Unexpected Provision in the Senate Tax Bill Impacts Institutions With Mortgage Servicing Rights
As the Republican tax proposals continue to evolve through the House and Senate, one unexpected provision in the Senate bill released November 21, 2017, has come to light that may impact community banks, mortgage companies, and other financial institutions that service loans.
Section 13221 of the Senate tax bill requires that for accrual basis taxpayers, which would include most C Corporation banks and mortgage companies, any item of income that is recognized for financial statement purposes must also be recognized for tax purposes.
Under generally accepted accounting principles (GAAP), financial institutions are required to recognize servicing income and record a servicing asset at the time a loan is sold if servicing is retained.

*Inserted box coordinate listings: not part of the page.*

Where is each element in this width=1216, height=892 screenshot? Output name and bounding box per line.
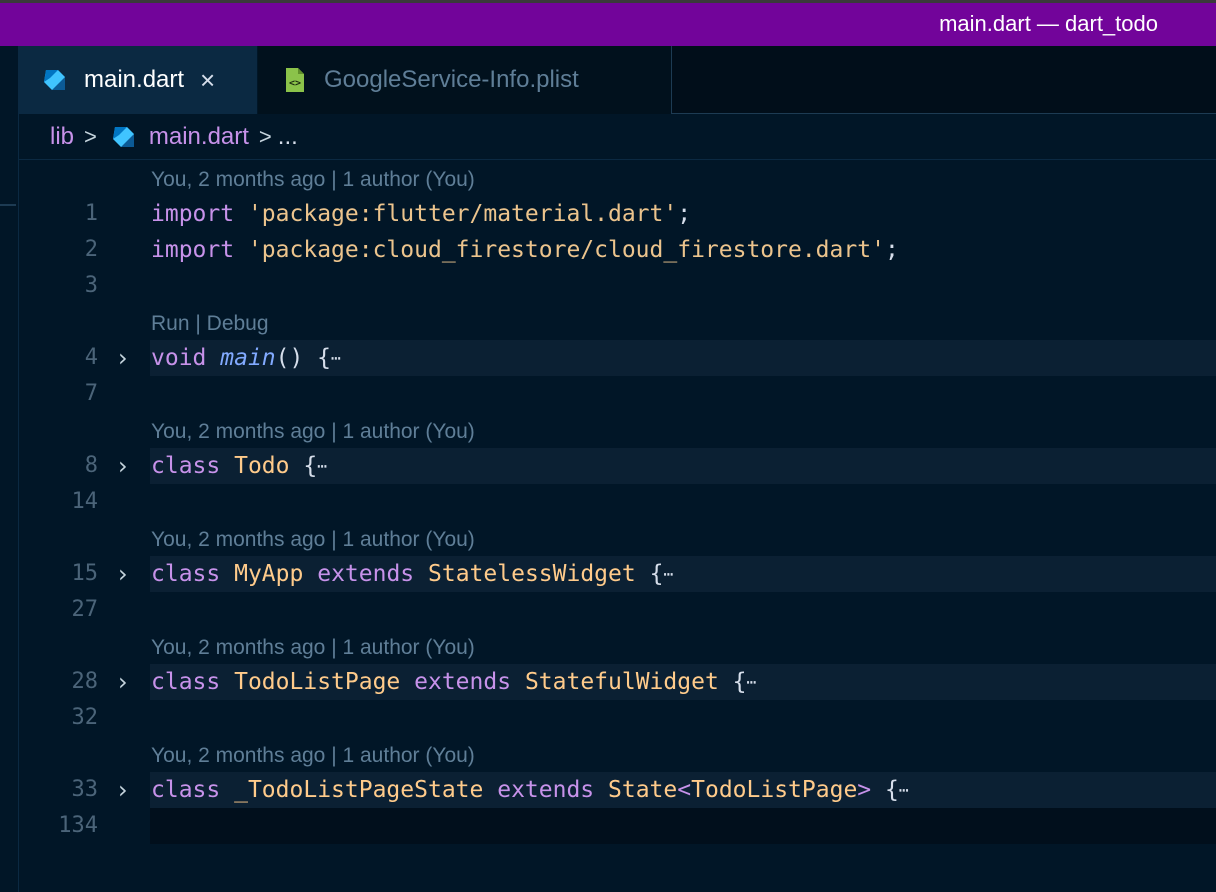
line-number: 14 [71,489,99,514]
code-line: 15 › class MyApp extends StatelessWidget… [18,556,1216,592]
run-debug-lens[interactable]: Run | Debug [151,306,269,342]
gutter-mark [0,204,16,206]
line-number: 7 [84,381,98,406]
chevron-right-icon: > [258,123,272,149]
chevron-right-icon[interactable]: › [118,340,140,376]
tab-main-dart[interactable]: main.dart × [18,46,258,114]
keyword: class [151,561,221,587]
tab-bar: main.dart × <> GoogleService-Info.plist [18,46,1216,114]
generic-bracket: > [857,777,872,803]
close-icon[interactable]: × [200,65,215,96]
chevron-right-icon: > [84,123,97,149]
semicolon: ; [884,237,899,263]
code-line: 32 [18,700,1216,736]
line-number: 27 [71,597,99,622]
code-rest: { [732,669,747,695]
svg-text:<>: <> [289,78,301,89]
keyword: import [151,237,235,263]
code-line: 28 › class TodoListPage extends Stateful… [18,664,1216,700]
fold-ellipsis-icon[interactable]: ⋯ [331,349,341,368]
tab-label: GoogleService-Info.plist [324,66,579,93]
dart-icon [112,126,134,147]
code-rest: () { [275,345,332,371]
code-rest: { [885,777,899,803]
plist-file-icon: <> [286,68,304,92]
breadcrumb-more[interactable]: ... [278,123,298,151]
keyword: import [151,201,235,227]
fold-ellipsis-icon[interactable]: ⋯ [663,565,673,584]
keyword: extends [414,669,512,695]
class-name: Todo [234,453,290,479]
line-number: 4 [84,345,98,370]
code-line: 134 [18,808,1216,844]
code-rest: { [649,561,664,587]
class-name: TodoListPage [234,669,401,695]
activity-gutter [0,46,19,892]
tab-googleservice-plist[interactable]: <> GoogleService-Info.plist [258,46,672,114]
code-line: 4 › void main() {⋯ [18,340,1216,376]
tab-label: main.dart [84,66,185,93]
window-title: main.dart — dart_todo [939,11,1158,36]
line-number: 134 [58,813,98,838]
generic-bracket: < [677,777,692,803]
keyword: class [151,453,221,479]
keyword: void [151,345,207,371]
line-number: 8 [84,453,98,478]
keyword: class [151,777,221,803]
code-line: 3 [18,268,1216,304]
fold-ellipsis-icon[interactable]: ⋯ [747,673,757,692]
keyword: class [151,669,221,695]
code-line: 8 › class Todo {⋯ [18,448,1216,484]
class-name: State [608,777,678,803]
git-blame-lens[interactable]: You, 2 months ago | 1 author (You) [151,630,475,666]
line-number: 28 [71,669,99,694]
line-number: 2 [84,237,98,262]
breadcrumb-lib[interactable]: lib [50,123,74,151]
dart-icon [44,70,65,90]
function-name: main [220,345,276,371]
code-line: 1 import 'package:flutter/material.dart'… [18,196,1216,232]
code-line: 14 [18,484,1216,520]
code-rest: { [303,453,318,479]
class-name: TodoListPage [691,777,858,803]
code-line: 33 › class _TodoListPageState extends St… [18,772,1216,808]
chevron-right-icon[interactable]: › [118,556,140,592]
git-blame-lens[interactable]: You, 2 months ago | 1 author (You) [151,522,475,558]
line-number: 3 [84,273,98,298]
breadcrumb-file[interactable]: main.dart [149,123,249,151]
breadcrumb: lib > main.dart > ... [18,114,1216,160]
line-number: 33 [71,777,99,802]
git-blame-lens[interactable]: You, 2 months ago | 1 author (You) [151,414,475,450]
keyword: extends [317,561,415,587]
code-editor[interactable]: You, 2 months ago | 1 author (You) 1 imp… [18,160,1216,892]
class-name: StatefulWidget [524,669,719,695]
keyword: extends [497,777,595,803]
semicolon: ; [677,201,692,227]
class-name: MyApp [234,561,304,587]
code-line: 7 [18,376,1216,412]
fold-ellipsis-icon[interactable]: ⋯ [317,457,327,476]
class-name: StatelessWidget [428,561,636,587]
line-number: 1 [84,201,98,226]
chevron-right-icon[interactable]: › [118,664,140,700]
git-blame-lens[interactable]: You, 2 months ago | 1 author (You) [151,162,475,198]
class-name: _TodoListPageState [234,777,484,803]
chevron-right-icon[interactable]: › [118,448,140,484]
code-line: 2 import 'package:cloud_firestore/cloud_… [18,232,1216,268]
code-line: 27 [18,592,1216,628]
line-number: 15 [71,561,99,586]
title-bar: main.dart — dart_todo [0,0,1216,46]
git-blame-lens[interactable]: You, 2 months ago | 1 author (You) [151,738,475,774]
line-number: 32 [71,705,99,730]
chevron-right-icon[interactable]: › [118,772,140,808]
string-literal: 'package:cloud_firestore/cloud_firestore… [247,237,885,263]
string-literal: 'package:flutter/material.dart' [247,201,678,227]
fold-ellipsis-icon[interactable]: ⋯ [899,781,909,800]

However under current tax law, financial institutions generally are not required to pay tax on their servicing income until they receive the actual cash associated with the servicing arrangement.
Though not yet finalized if the provision in the Senate bill was approved, accrual basis financial institutions would be forced to recognize taxable income immediately when servicing assets are recorded creating a taxable event before the institutions have access to the cash flow associated with the servicing. This could be particularly detrimental to institutions that are tight on liquidity and could force some institutions to sell their loans servicing released.
The Senate discussion on the tax proposals is moving quickly. If your institution has significant mortgage servicing assets, please consider contacting your representatives regarding this important issue.